Renzi alla direzione Pd chiederà di essere uniti sulla richiesta di un governo di responsabilità nazionale con la partecipazione di tutte le forze politiche, o in alternativa la scelta delle elezioni anticipate con l’attuale legge elettorale. Idea che Mattarella aveva già respinto: il Colle non gradisce di andare al voto con due leggi così diverse tra loro (l’Italicum alla Camera e il Consultellum al Senato). Proprio sull’Italicum peraltro è atteso il pronunciamento della Consulta che ha fissato la data al 24 gennaio.
Ma la direzione del Pd non sarà così semplice come preannunciata. Lo spettro di una scissione è sempre in essere. Pier Luigi Bersani non ha escluso che i renziani possano uscire dal partito per fondarne uno tutto loro. Sui social si stanno diffondendo le voci dell’arrivo di alcuni militanti dem intenzionati a contestare gli esponenti della minoranza che hanno appoggiato il No al referendum di domenica. Matteo Orfini di tutta risposta sta cercando di smorzare gli animi. In un suo post su Facebook si legge: “Ho visto qui sui social argomenti e slogan – per fortuna usati da pochi – che non mi piacciono. Capisco l’amarezza per quanto successo e per scelte che sono apparse incomprensibili ma un grande partito non chiede espulsioni e non organizza contestazioni“.

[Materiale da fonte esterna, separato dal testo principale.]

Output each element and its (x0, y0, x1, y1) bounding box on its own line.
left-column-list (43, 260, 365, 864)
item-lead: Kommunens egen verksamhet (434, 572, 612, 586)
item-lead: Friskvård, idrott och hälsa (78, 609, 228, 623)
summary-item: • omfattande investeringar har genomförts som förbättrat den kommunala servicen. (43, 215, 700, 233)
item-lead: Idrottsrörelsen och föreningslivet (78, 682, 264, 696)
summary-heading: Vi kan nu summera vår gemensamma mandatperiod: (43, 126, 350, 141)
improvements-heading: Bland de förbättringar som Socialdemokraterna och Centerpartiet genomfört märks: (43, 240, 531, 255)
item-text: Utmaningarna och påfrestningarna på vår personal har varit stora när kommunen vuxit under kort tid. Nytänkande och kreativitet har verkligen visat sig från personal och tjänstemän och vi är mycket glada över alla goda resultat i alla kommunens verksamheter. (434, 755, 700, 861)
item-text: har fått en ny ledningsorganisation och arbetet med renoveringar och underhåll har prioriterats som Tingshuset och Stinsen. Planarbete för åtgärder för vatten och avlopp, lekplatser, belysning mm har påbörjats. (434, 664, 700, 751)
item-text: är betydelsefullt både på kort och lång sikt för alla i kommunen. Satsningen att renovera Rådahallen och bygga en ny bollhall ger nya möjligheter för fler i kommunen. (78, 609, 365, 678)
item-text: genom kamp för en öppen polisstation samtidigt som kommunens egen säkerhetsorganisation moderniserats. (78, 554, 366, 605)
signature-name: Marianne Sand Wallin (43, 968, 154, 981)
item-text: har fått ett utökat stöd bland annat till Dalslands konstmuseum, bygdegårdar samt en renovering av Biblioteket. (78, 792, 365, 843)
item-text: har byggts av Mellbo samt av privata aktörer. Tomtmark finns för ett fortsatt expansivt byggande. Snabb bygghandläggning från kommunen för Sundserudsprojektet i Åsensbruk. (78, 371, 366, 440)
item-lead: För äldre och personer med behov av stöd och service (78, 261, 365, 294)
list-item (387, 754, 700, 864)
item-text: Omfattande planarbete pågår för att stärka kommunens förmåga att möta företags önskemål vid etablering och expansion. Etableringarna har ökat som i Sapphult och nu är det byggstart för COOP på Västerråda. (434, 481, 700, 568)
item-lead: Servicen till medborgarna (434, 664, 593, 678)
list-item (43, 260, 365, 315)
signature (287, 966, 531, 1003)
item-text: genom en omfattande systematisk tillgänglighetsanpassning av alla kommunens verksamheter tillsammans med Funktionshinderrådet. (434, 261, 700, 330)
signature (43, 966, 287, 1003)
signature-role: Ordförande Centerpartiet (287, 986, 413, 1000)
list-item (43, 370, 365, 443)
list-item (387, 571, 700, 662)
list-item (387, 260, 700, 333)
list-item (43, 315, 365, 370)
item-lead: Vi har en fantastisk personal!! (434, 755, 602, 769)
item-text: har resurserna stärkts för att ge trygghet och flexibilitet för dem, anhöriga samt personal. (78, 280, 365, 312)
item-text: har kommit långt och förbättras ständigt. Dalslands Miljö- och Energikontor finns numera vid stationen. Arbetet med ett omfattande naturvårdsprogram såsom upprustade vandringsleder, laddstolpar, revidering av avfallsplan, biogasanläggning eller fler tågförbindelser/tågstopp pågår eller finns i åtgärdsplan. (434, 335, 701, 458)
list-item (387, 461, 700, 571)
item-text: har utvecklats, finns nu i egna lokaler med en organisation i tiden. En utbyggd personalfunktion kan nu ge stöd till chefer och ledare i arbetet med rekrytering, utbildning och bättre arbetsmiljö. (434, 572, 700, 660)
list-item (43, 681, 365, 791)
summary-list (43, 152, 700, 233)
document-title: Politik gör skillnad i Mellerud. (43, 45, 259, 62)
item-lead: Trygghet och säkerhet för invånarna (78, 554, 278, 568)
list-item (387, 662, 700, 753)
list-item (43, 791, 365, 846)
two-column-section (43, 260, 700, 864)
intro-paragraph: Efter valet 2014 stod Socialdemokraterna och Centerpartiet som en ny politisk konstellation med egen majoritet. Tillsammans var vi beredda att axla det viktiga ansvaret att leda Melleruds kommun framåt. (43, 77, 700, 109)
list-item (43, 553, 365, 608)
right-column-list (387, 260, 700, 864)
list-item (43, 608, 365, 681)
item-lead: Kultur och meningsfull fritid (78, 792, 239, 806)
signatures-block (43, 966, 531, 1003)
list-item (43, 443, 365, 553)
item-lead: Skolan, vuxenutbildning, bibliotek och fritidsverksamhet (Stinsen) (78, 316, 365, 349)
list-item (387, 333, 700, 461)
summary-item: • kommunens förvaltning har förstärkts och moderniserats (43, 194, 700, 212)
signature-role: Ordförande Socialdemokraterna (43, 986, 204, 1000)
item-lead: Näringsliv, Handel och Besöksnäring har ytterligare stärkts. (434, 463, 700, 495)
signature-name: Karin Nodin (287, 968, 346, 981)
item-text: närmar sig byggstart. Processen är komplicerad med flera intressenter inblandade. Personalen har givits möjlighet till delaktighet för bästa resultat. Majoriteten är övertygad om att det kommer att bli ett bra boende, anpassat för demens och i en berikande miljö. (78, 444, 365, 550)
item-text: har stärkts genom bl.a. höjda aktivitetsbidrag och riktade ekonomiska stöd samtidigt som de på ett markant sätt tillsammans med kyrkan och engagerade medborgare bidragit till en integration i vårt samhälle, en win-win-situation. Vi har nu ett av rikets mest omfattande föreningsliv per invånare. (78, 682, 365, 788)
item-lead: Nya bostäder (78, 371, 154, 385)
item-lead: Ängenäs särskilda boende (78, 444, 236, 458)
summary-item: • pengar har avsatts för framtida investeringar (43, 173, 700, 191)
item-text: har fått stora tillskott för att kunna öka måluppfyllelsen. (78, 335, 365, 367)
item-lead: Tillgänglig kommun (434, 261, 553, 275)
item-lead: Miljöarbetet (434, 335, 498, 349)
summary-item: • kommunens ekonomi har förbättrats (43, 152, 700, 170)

Il Partito Democratico appare come una tragicommedia greca dove al prologo stanno seguendo in sequenza numerosi altri atti. Il partito di maggioranza relativa che gode ancora oggi del favore di milioni di italiani, ha una minoranza al suo interno che non solo dissente dall’operato del suo segretario, ma che addirittura istituisce un semi comitato per votare contro le indicazioni del loro stesso partito. Le mille anime della sinistra italiana non hanno logica e forse per questo riescono ancora a stupire anche i più autorevoli politologi nostrani.